Als ik ineens Algemeen Nederlands begin te prate tege u zijde mij aant irriteren of ik ben iel boos op u
— ¥RaniVerschueren¥ (@VerschuerenRani) 5 juli 2015
Dat laatste lijkt trouwens net als een rode lap op een stier te werken – wat waarschijnlijk ook net de bedoeling is.

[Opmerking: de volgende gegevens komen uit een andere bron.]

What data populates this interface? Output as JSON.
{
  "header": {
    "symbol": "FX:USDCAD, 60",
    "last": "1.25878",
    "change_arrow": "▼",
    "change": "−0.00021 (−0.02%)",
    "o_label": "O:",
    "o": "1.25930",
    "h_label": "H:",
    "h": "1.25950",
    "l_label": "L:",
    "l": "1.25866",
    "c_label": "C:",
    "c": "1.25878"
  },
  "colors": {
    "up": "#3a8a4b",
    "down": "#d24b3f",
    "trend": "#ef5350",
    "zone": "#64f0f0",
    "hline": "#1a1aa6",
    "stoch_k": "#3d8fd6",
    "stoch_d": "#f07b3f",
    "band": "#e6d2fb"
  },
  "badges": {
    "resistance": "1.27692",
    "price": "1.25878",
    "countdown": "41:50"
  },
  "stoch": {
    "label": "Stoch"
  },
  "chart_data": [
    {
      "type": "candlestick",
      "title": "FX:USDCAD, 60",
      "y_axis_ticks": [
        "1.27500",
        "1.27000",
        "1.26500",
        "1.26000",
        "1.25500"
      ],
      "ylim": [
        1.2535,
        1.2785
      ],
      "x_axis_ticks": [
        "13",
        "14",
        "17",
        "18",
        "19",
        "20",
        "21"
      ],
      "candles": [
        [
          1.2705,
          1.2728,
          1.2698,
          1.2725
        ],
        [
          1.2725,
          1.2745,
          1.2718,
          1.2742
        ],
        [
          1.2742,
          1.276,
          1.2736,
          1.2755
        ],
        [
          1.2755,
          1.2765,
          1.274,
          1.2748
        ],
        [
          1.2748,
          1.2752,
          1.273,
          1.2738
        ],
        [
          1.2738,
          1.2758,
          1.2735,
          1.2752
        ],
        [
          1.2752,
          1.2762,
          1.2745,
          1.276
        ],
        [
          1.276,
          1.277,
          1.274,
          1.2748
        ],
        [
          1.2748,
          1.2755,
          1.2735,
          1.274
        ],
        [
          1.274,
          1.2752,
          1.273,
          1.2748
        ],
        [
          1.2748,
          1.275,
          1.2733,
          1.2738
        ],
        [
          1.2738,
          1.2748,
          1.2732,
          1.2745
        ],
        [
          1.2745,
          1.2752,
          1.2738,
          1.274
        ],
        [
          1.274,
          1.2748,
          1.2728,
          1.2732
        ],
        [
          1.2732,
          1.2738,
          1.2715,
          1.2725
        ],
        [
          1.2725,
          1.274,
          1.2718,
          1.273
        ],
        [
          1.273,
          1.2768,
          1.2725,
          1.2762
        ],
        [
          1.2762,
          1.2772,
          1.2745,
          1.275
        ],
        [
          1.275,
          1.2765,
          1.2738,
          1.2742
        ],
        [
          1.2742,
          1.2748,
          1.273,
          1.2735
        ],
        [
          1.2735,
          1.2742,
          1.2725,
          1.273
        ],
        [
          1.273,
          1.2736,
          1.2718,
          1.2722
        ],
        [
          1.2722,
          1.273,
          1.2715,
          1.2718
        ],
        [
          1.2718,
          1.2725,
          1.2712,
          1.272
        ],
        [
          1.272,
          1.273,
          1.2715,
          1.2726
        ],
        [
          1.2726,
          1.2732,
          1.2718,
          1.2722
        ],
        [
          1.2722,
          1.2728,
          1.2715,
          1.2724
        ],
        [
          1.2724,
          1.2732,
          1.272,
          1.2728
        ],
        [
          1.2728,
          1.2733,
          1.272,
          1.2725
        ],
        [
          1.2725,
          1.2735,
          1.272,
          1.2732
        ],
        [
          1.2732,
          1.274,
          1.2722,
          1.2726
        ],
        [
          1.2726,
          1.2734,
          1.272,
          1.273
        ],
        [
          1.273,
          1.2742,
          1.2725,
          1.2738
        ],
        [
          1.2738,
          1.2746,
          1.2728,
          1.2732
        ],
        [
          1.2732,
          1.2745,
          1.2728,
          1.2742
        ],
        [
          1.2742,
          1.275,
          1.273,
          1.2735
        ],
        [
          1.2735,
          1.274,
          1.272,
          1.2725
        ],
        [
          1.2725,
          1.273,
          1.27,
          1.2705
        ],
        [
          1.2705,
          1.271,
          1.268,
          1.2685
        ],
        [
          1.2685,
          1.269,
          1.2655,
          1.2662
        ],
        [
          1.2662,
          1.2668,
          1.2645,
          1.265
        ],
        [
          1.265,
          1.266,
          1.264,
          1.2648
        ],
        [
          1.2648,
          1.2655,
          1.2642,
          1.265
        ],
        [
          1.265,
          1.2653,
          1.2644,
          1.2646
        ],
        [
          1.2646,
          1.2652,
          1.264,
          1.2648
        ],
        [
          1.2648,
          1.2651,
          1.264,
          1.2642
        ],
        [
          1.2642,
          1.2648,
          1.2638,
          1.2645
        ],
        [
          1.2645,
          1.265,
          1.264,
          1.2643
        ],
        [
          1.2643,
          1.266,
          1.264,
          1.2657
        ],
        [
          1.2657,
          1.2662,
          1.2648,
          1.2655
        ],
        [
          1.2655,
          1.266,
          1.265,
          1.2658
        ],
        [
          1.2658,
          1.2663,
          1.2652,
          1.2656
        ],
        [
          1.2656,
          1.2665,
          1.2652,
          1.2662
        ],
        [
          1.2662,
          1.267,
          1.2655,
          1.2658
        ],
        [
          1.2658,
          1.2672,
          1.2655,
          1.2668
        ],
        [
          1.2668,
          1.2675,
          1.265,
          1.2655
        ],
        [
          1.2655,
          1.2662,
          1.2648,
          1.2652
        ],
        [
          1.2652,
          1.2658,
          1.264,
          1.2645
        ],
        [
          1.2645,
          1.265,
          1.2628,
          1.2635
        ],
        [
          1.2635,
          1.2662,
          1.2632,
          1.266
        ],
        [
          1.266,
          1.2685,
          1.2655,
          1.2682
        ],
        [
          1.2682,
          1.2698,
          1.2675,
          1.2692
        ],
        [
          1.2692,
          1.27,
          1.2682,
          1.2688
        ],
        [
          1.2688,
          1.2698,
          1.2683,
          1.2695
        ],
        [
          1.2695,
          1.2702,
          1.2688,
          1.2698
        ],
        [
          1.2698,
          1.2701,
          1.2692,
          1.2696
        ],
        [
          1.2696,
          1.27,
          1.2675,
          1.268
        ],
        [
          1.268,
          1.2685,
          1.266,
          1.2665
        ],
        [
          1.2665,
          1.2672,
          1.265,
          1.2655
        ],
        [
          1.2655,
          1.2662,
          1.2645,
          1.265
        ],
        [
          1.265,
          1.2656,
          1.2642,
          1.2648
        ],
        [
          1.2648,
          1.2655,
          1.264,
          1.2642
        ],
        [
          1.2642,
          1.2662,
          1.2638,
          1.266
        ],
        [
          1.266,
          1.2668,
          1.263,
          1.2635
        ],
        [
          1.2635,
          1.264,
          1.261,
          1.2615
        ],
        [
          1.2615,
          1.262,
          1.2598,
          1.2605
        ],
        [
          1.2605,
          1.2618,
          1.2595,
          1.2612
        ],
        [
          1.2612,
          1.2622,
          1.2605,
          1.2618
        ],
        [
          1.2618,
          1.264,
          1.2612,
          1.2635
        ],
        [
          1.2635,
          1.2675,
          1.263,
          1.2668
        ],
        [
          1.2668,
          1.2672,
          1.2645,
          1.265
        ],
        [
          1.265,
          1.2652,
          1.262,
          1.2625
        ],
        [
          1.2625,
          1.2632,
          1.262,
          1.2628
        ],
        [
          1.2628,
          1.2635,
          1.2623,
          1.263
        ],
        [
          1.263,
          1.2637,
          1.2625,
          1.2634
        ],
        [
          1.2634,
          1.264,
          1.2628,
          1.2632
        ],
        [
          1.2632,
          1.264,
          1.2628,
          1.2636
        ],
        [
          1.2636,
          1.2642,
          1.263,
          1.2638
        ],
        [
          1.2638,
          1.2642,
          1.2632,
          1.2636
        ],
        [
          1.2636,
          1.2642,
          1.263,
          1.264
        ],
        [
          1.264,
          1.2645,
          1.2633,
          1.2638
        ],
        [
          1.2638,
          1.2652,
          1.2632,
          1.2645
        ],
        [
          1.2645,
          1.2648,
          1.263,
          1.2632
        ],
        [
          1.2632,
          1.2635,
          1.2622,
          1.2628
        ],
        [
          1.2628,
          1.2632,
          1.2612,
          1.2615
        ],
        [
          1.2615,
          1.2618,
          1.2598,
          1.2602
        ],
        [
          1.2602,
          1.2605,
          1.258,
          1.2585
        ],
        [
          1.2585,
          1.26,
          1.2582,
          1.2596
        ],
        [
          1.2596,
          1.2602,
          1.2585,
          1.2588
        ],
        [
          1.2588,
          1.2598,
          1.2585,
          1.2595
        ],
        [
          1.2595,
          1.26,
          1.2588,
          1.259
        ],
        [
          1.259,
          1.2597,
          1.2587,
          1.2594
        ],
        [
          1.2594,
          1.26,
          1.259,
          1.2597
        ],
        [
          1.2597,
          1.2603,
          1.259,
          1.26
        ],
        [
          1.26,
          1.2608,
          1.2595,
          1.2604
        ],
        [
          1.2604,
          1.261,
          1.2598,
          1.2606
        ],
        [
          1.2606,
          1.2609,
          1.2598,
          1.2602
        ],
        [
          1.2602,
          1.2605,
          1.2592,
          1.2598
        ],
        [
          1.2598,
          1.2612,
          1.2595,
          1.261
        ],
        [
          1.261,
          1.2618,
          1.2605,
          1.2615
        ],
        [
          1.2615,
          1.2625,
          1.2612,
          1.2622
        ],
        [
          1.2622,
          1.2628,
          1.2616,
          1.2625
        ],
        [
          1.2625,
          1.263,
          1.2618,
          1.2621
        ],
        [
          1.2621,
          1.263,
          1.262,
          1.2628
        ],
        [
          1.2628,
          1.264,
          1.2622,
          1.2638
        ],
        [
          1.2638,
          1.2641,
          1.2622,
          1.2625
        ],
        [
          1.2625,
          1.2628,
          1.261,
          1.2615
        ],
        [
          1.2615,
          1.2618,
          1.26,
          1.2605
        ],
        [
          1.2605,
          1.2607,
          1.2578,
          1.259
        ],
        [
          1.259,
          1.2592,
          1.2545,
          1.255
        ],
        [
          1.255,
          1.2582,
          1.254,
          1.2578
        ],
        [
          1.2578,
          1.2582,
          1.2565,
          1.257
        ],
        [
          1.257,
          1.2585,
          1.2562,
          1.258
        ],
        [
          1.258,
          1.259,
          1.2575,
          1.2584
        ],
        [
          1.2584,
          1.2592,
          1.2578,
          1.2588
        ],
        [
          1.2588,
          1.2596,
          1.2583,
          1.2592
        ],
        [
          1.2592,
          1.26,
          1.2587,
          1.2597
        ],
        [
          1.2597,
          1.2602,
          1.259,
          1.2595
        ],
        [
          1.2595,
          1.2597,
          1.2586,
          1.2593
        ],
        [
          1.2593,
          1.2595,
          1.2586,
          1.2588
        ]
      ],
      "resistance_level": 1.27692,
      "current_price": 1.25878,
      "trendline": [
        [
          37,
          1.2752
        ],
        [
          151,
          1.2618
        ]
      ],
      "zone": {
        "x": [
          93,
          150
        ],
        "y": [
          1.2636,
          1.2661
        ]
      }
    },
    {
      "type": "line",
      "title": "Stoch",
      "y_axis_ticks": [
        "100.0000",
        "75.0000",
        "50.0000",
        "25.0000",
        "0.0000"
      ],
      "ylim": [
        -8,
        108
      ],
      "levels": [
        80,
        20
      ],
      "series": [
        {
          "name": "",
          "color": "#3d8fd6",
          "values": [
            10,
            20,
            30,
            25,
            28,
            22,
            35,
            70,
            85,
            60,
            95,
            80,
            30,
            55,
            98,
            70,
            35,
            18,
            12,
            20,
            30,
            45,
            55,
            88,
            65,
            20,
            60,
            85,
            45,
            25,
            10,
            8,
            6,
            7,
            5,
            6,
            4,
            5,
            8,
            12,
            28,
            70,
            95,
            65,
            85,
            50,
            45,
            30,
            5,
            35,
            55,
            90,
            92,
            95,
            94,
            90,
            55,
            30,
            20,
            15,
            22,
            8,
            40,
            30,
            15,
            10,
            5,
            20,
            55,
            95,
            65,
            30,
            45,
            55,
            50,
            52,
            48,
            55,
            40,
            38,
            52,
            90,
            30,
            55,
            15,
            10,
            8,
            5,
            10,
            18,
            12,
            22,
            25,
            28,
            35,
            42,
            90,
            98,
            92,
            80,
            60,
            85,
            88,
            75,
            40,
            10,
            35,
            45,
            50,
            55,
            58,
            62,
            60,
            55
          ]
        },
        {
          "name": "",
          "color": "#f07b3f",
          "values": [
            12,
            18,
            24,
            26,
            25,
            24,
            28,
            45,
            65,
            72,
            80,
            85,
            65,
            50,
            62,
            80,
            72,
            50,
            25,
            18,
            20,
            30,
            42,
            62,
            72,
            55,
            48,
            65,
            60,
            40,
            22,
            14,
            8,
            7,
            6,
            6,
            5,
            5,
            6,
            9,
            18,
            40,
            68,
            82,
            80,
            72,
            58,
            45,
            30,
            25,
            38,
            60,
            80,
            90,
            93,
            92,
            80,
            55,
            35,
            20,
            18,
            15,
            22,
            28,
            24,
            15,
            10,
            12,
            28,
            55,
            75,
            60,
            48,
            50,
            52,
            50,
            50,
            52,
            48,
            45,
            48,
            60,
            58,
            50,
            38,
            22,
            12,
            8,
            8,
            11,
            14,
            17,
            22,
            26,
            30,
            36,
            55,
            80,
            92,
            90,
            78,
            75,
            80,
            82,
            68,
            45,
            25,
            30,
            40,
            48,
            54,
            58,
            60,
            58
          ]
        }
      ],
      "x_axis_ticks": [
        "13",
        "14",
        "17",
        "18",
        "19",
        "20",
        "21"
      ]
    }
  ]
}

praat asjeblieft nie zo overdreven algemeen nederlands tegen mij , daar kan ik echt nie tegen
— Emma (@Emmavanbuel) 20 juli 2015
Op die manier lijkt het wel alsof de rol van standaardtaal stilaan opschuift: hoewel Algemeen Nederlands op abstract niveau nog als erg belangrijk wordt beschouwd, ook door jongeren, wordt de variëteit vaak aangewend in situaties die allesbehalve ‘standaard’ zijn, maar net erg niet-neutraal en gemarkeerd. Natuurlijk kan je dergelijke conclusies niet trekken op basis van enkele tweets (die trouwens bijna zonder uitzondering door meisjes worden gestuurd!), en is de realiteit ongetwijfeld minder zwart-wit, maar die complexe dynamiek tussen taalvariëteiten en -varianten is ronduit fascinerend.
Ik heb een hele tijd geleden eens een googleformuliertje opgemaakt met de vraag welke taalvariant twitteraars op twitter gebruiken. Ik wilde weten wat op zijn minst de intentie is. Ik wil dat eigenlijk nog altijd graag weten. De resultaten heb ik nog steeds niet verwerkt, omdat ik daar pas aan wil beginnen als ik minstens 100 invullers heb, en daar geraak ik nog steeds niet aan.
Dus als ik mag, doe ik hier even een nieuwe poging: http://www.webred.be/oproep-taal-op-twitter/ 🙂
Interessant! Wat mij als blogger en neerlandica dan weer opvalt, is dat veel jonge Vlaamse bloggers vrij correcte Standaardtaal schrijven én zelfs op een Noord-Nederlandse manier schrijven (‘ik baalde echt enorm’). Misschien ook een onderzoekje waard?
Misschien ook mijn verklaring voor die trend geven: volgens mij schrijven Vlaamse bloggers op een (Noord-)Nederlandse manier om in Nederland eveneens een leespubliek te vinden.
Daar heb ik eigenlijk nog nooit echt op gelet, maar da’s wel erg interessant! Als ze dat doen, ben ik er zeker van dat het inderdaad de bedoeling is om een groter leespubliek te bereiken, maar dan komen er allerlei vragen in mij op: doen ze dat bewust? Hoe bewust dan? En wat passen ze aan en wat niet? Er is al wat schrijfonderzoek in dezelfde strekking, maar het zou een mooi projectje zijn. Helaas, zo veel ideeën, en zo weinig tijd!
(PS: Ik bekeek net je blog eens, en wij hebben toch nog – bijna – samen gestudeerd he? Of jij een jaar lager dan ik? :-))
Het viel me gewoon op, misschien interessant voor een thesisstudent?
En ja, ik zat een jaar lager dan jou en leerde je aanvankelijk kennen via Lien C. Verder herinner ik me nog de (uitstekende) studentencursussen die je schreef voor Nederlands!